Both McGraw's office and attorneys for the federal Department of Health and Human Services signed a joint motion Monday to lift the stay that has been in place in McGraw's challenge of a withhold of Medicaid funds. The Centers for Medicare and Medicaid Services, a part of the DHHS, allots federal funds to states to use in their Medicaid programs.
CMS says McGraw wrongfully kept $2.7 million from his 2004 settlement with Purdue Pharma, the maker of OxyContin. CMS provides the bulk of dollars West Virginia spends on Medicaid and feels it should be repaid when a lawsuit alleging harm to the Medicaid program results in a settlement or award.
The U.S. Court of Appeals for the Fourth Circuit agreed in August, ruling that McGraw wrongfully kept $446,607 by not classifying the proper amount of the $850,000 settlement with Dey Inc. as Medicaid recovery.
The $2.7 million withhold had been stayed while that case was sorted out, since the arguments in the two cases are identical. McGraw still has the option to appeal to the U.S. Supreme Court, but voluntarily lifting the stay could mean that he will not. The two sides also proposed a briefing schedule.
In 2004, the year of the Dey settlement, the federal government supplied 78 percent of the money West Virginia used on Medicaid. CMS noted that McGraw and the private attorneys he hired to represent the State estimated that Dey caused more than $950,000 of damage to the state Medicaid program. Dey settled for $850,000.
The Fourth Circuit ruled that a "straightforward application of the Medicaid Act" shows that the feds had the right to withhold funds and that the amount was properly decided.
"Even if the federal government is entitled to a portion of the Dey settlement, West Virginia argues that CMS arbitrarily calculated the proper amount of the disallowance," wrote Judge Albert Diaz, a recent appointee of President Barack Obama.

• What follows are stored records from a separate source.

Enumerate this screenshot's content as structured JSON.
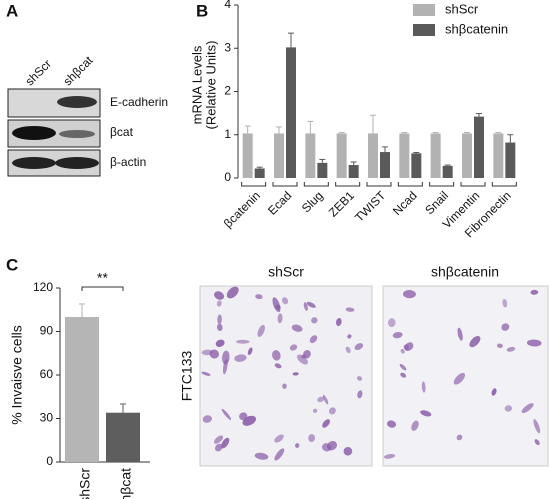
{
  "panel_labels": [
    "A",
    "B",
    "C"
  ],
  "blot": {
    "lanes": [
      "shScr",
      "shβcat"
    ],
    "bands": [
      "E-cadherin",
      "βcat",
      "β-actin"
    ]
  },
  "micrographs": {
    "columns": [
      "shScr",
      "shβcatenin"
    ],
    "row": "FTC133"
  },
  "chart_data": [
    {
      "type": "grouped_bar",
      "ylabel": [
        "mRNA Levels",
        "(Relative Units)"
      ],
      "categories": [
        "βcatenin",
        "Ecad",
        "Slug",
        "ZEB1",
        "TWIST",
        "Ncad",
        "Snail",
        "Vimentin",
        "Fibronectin"
      ],
      "series": [
        {
          "name": "shScr",
          "color": "#b2b2b2",
          "values": [
            1.03,
            1.03,
            1.03,
            1.03,
            1.03,
            1.03,
            1.03,
            1.03,
            1.03
          ],
          "errors": [
            0.17,
            0.15,
            0.28,
            0.02,
            0.42,
            0.02,
            0.02,
            0.02,
            0.02
          ]
        },
        {
          "name": "shβcatenin",
          "color": "#5a5a5a",
          "values": [
            0.22,
            3.02,
            0.35,
            0.3,
            0.6,
            0.57,
            0.28,
            1.42,
            0.82
          ],
          "errors": [
            0.03,
            0.33,
            0.08,
            0.07,
            0.12,
            0.02,
            0.02,
            0.07,
            0.18
          ]
        }
      ],
      "ylim": [
        0,
        4
      ],
      "yticks": [
        0,
        1,
        2,
        3,
        4
      ],
      "grid": false,
      "legend": "top-right"
    },
    {
      "type": "bar",
      "ylabel": "% Invaisve cells",
      "categories": [
        "shScr",
        "shβcat"
      ],
      "values": [
        100,
        34
      ],
      "errors": [
        9,
        6
      ],
      "colors": [
        "#b5b5b5",
        "#5e5e5e"
      ],
      "ylim": [
        0,
        120
      ],
      "yticks": [
        0,
        30,
        60,
        90,
        120
      ],
      "grid": false,
      "annotation": "**"
    }
  ]
}
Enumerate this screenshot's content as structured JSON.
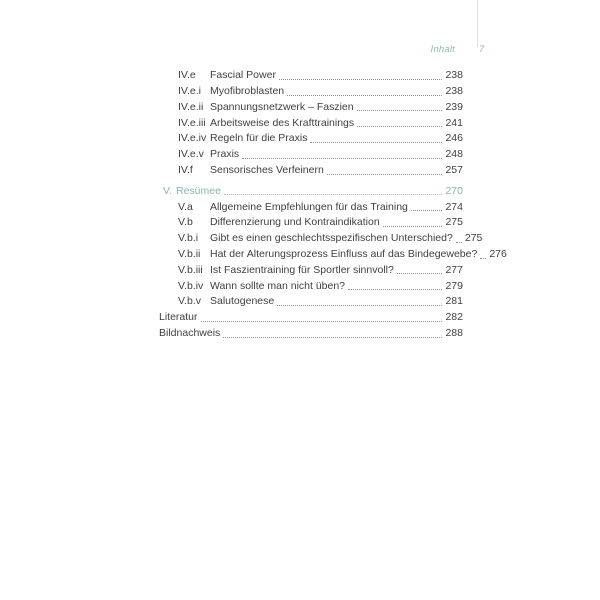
{
  "header": {
    "section_label": "Inhalt",
    "page_number": "7"
  },
  "colors": {
    "accent_teal": "#85b6b3",
    "body_text": "#3f3f3f",
    "dot_leader": "#8f8f8f",
    "header_rule": "#d8e3e1"
  },
  "toc": {
    "entries": [
      {
        "label": "IV.e",
        "title": "Fascial Power",
        "page": "238",
        "level": "sub",
        "accent": false,
        "gap_before": false
      },
      {
        "label": "IV.e.i",
        "title": "Myofibroblasten",
        "page": "238",
        "level": "sub",
        "accent": false,
        "gap_before": false
      },
      {
        "label": "IV.e.ii",
        "title": "Spannungsnetzwerk – Faszien",
        "page": "239",
        "level": "sub",
        "accent": false,
        "gap_before": false
      },
      {
        "label": "IV.e.iii",
        "title": "Arbeitsweise des Krafttrainings",
        "page": "241",
        "level": "sub",
        "accent": false,
        "gap_before": false
      },
      {
        "label": "IV.e.iv",
        "title": "Regeln für die Praxis",
        "page": "246",
        "level": "sub",
        "accent": false,
        "gap_before": false
      },
      {
        "label": "IV.e.v",
        "title": "Praxis",
        "page": "248",
        "level": "sub",
        "accent": false,
        "gap_before": false
      },
      {
        "label": "IV.f",
        "title": "Sensorisches Verfeinern",
        "page": "257",
        "level": "sub",
        "accent": false,
        "gap_before": false
      },
      {
        "label": "V.",
        "title": "Resümee",
        "page": "270",
        "level": "chapter",
        "accent": true,
        "gap_before": true
      },
      {
        "label": "V.a",
        "title": "Allgemeine Empfehlungen für das Training",
        "page": "274",
        "level": "sub",
        "accent": false,
        "gap_before": false
      },
      {
        "label": "V.b",
        "title": "Differenzierung und Kontraindikation",
        "page": "275",
        "level": "sub",
        "accent": false,
        "gap_before": false
      },
      {
        "label": "V.b.i",
        "title": "Gibt es einen geschlechtsspezifischen Unterschied?",
        "page": "275",
        "level": "sub",
        "accent": false,
        "gap_before": false
      },
      {
        "label": "V.b.ii",
        "title": "Hat der Alterungsprozess Einfluss auf das Bindegewebe?",
        "page": "276",
        "level": "sub",
        "accent": false,
        "gap_before": false
      },
      {
        "label": "V.b.iii",
        "title": "Ist Faszientraining für Sportler sinnvoll?",
        "page": "277",
        "level": "sub",
        "accent": false,
        "gap_before": false
      },
      {
        "label": "V.b.iv",
        "title": "Wann sollte man nicht üben?",
        "page": "279",
        "level": "sub",
        "accent": false,
        "gap_before": false
      },
      {
        "label": "V.b.v",
        "title": "Salutogenese",
        "page": "281",
        "level": "sub",
        "accent": false,
        "gap_before": false
      },
      {
        "label": "",
        "title": "Literatur",
        "page": "282",
        "level": "plain",
        "accent": false,
        "gap_before": false
      },
      {
        "label": "",
        "title": "Bildnachweis",
        "page": "288",
        "level": "plain",
        "accent": false,
        "gap_before": false
      }
    ]
  }
}
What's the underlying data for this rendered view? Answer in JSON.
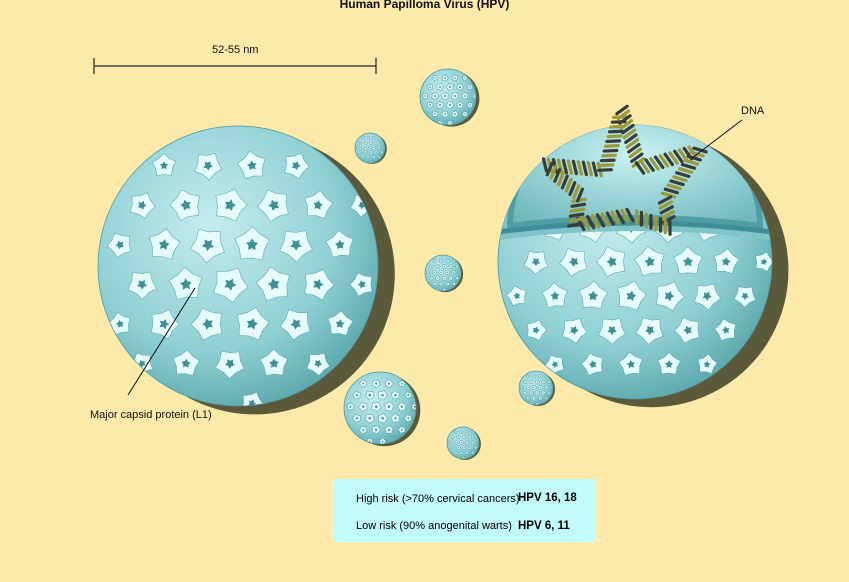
{
  "title": "Human Papilloma Virus (HPV)",
  "scale_label": "52-55 nm",
  "labels": {
    "capsid": "Major capsid protein (L1)",
    "dna": "DNA"
  },
  "risk_table": [
    {
      "label": "High risk (>70% cervical cancers)",
      "types": "HPV 16, 18"
    },
    {
      "label": "Low risk (90% anogenital warts)",
      "types": "HPV 6, 11"
    }
  ],
  "colors": {
    "background": "#fde9aa",
    "capsid": "#8ecfd3",
    "capsomere": "#e6fbfc",
    "capsomere_center": "#3f8f96",
    "dna_dark": "#3a3c3a",
    "dna_light": "#9a9a3a",
    "info_box": "#c2fbfb"
  }
}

"Notably, however, the state has not come forward with an alternative estimate ... CMS's calculation of the disallowance was elegantly simple. Drawing on West Virginia's own damages estimate from the Dey litigation, CMS merely multiplied the amount of loss suffered by West Virginia's Medicaid program by the percentage of funds that the federal government contributes to the state's Medicaid program.
"The resulting figure was $446,607. We fully endorse the (Departmental Appeal) Board's rejection of West Virginia's argument."
The federal government had argued that McGraw had not returned the settlement funds to the state Department of Health and Human Resources because it would have alerted CMS to a possible recovery.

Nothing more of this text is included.